Start and stop codons
Green AUG codons mark the translation start (methionine). Red Stop codons (UAA, UAG, UGA) terminate translation. In the tool, the first codon is assumed to be the start of the reading frame.
Reading frames
A sequence has three possible reading frames depending on where you start. The tool reads from position 1. If translation gives nonsense, try removing 1 or 2 leading bases to shift the reading frame.
Sequence direction
Enter your sequence 5′ to 3′ (left to right). The complement is shown 3′ to 5′ as it would appear on the antiparallel strand in a double helix.
Frequently Asked Questions
What format should I enter the DNA sequence in?
Enter the sequence using only the letters A, T, C, and G (case-insensitive). Spaces and non-ATCG characters are ignored. Enter the 5′ to 3′ template strand.
What is GC content and why does it matter?
GC content is the percentage of guanine and cytosine bases in a DNA sequence. G-C base pairs form 3 hydrogen bonds (vs 2 for A-T), making GC-rich regions more thermally stable. GC content above 60% indicates a high-melting-temperature sequence; below 40% indicates low stability.
How is the complementary strand generated?
Each base pairs with its complement: A pairs with T, T pairs with A, C pairs with G, and G pairs with C. The complement shown is the 3′ to 5′ strand (antiparallel to the template). To get the reverse complement (5′ to 3′ sense strand), reverse the output.
How does mRNA transcription work?
During transcription, RNA polymerase reads the DNA template and synthesises mRNA. Each T in the DNA is replaced by U in the mRNA (since RNA uses uracil instead of thymine). The mRNA sequence shown is the 5′ to 3′ message.

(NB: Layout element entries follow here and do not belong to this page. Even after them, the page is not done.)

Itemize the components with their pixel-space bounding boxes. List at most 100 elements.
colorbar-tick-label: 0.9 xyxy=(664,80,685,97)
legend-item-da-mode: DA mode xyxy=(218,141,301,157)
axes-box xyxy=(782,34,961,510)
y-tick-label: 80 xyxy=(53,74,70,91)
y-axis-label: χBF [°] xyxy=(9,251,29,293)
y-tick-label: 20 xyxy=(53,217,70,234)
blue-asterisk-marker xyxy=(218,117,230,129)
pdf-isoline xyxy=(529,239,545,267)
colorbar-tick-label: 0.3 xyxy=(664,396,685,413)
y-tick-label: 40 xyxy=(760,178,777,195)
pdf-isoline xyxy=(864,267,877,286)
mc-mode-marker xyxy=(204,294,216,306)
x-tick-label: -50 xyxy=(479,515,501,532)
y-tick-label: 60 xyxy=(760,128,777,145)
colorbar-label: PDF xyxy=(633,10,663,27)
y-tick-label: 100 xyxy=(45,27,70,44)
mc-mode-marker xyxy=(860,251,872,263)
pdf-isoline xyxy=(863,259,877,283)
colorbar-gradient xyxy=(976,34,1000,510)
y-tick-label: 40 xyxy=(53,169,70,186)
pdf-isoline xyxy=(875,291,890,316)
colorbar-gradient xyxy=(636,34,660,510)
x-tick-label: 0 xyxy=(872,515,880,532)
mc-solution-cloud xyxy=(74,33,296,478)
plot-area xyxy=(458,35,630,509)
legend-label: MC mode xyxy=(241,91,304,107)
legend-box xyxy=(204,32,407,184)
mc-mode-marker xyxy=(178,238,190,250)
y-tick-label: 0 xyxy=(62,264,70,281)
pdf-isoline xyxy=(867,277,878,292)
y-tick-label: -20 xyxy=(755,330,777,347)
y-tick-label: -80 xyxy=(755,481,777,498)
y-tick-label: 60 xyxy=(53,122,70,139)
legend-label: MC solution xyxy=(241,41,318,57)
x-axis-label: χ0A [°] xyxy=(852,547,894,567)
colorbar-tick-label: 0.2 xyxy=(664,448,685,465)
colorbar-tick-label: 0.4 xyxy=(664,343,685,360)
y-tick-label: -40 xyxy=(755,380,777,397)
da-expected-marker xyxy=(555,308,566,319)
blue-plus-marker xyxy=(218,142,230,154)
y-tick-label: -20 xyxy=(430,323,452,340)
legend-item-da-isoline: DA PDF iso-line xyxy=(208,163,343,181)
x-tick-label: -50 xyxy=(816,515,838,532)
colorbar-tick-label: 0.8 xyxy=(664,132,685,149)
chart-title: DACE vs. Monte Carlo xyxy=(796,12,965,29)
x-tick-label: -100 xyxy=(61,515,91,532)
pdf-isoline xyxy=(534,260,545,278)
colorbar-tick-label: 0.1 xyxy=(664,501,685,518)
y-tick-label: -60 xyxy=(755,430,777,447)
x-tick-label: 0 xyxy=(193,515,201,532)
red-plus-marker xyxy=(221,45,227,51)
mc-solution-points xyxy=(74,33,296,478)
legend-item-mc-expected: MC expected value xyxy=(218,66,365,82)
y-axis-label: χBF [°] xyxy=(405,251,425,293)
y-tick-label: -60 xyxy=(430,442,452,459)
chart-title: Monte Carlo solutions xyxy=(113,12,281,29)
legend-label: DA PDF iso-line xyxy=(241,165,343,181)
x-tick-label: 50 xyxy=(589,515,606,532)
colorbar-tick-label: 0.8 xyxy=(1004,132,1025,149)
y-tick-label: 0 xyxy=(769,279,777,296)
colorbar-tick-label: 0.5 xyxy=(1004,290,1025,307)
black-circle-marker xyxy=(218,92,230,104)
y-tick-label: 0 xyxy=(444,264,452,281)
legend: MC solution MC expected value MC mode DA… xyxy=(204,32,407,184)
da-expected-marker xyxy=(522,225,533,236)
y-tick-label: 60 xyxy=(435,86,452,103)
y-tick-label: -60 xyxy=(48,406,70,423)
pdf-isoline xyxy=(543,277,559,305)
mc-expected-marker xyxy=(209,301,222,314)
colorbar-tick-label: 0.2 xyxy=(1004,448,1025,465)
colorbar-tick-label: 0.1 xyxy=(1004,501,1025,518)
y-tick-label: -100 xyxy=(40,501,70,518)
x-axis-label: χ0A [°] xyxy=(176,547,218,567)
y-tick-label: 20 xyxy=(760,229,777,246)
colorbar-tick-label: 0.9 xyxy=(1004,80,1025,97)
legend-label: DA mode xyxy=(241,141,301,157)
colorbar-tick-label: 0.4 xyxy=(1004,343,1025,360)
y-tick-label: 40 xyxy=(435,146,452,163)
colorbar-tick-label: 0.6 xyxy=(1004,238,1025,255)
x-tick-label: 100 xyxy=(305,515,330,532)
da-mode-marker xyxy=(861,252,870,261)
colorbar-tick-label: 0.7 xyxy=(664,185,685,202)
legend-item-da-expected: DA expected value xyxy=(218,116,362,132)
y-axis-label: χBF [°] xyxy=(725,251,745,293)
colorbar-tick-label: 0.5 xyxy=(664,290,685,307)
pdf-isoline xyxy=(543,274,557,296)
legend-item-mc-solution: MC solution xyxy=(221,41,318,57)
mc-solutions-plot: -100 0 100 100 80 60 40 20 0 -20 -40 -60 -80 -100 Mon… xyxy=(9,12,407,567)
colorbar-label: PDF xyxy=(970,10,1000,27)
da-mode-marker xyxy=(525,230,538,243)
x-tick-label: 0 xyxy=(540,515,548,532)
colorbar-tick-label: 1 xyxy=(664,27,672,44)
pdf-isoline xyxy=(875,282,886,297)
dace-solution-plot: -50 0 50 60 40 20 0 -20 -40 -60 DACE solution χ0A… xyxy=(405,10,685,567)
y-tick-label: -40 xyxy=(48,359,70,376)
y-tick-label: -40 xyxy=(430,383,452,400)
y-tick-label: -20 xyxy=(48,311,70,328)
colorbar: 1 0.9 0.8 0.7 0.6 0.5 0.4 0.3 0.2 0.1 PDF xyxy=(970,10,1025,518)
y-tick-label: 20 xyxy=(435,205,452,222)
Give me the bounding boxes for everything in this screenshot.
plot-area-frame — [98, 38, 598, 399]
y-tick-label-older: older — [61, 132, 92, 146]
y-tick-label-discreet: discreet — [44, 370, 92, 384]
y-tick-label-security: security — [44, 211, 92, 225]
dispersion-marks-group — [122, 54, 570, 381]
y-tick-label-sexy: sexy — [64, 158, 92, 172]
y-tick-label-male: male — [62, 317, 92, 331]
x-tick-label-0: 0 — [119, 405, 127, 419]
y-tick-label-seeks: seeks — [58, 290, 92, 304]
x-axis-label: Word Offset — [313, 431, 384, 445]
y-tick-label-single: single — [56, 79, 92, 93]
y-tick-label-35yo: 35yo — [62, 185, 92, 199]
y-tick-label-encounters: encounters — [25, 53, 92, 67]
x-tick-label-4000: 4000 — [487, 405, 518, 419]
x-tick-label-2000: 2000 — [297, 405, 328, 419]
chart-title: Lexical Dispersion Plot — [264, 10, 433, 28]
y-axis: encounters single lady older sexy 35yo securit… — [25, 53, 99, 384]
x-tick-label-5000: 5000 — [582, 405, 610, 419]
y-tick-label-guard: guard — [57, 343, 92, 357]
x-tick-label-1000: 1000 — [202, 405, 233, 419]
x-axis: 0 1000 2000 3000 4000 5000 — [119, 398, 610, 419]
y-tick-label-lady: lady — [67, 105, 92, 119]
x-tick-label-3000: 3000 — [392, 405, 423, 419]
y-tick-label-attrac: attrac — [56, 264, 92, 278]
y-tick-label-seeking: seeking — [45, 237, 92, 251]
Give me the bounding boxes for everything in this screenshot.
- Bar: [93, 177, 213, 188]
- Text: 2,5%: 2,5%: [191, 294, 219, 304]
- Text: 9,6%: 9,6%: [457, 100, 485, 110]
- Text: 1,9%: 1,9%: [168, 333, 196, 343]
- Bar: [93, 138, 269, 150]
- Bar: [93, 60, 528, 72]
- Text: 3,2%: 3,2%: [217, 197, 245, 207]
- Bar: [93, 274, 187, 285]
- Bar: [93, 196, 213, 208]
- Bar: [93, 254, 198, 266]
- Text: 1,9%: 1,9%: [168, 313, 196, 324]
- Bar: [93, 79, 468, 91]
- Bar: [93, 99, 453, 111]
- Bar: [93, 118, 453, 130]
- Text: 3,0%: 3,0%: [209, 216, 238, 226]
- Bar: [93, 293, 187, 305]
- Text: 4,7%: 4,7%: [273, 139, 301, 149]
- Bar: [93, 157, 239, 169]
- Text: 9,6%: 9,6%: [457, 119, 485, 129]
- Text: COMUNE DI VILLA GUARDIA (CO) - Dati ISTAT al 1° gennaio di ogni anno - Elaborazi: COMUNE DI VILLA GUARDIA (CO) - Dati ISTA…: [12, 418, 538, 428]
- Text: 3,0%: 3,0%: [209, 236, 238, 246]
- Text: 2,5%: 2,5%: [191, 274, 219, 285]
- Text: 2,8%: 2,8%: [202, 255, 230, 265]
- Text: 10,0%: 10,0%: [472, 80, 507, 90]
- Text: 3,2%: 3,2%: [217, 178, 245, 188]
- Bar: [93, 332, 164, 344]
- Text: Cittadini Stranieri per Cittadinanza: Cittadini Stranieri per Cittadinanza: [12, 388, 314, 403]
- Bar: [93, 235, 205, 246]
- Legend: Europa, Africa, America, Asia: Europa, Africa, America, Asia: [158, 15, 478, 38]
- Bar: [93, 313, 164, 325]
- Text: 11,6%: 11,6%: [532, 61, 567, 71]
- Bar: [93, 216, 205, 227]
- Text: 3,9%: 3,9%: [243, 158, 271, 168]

How is protein translation performed?
The mRNA is divided into codons (triplets of bases). Each codon maps to one amino acid using the standard genetic code. Translation starts at the first AUG (Met) codon and ends at a stop codon (UAA, UAG, or UGA). The tool translates from the beginning of the sequence.
Is my sequence stored?
No. All analysis runs locally in your browser. Your DNA sequence is never sent to any server.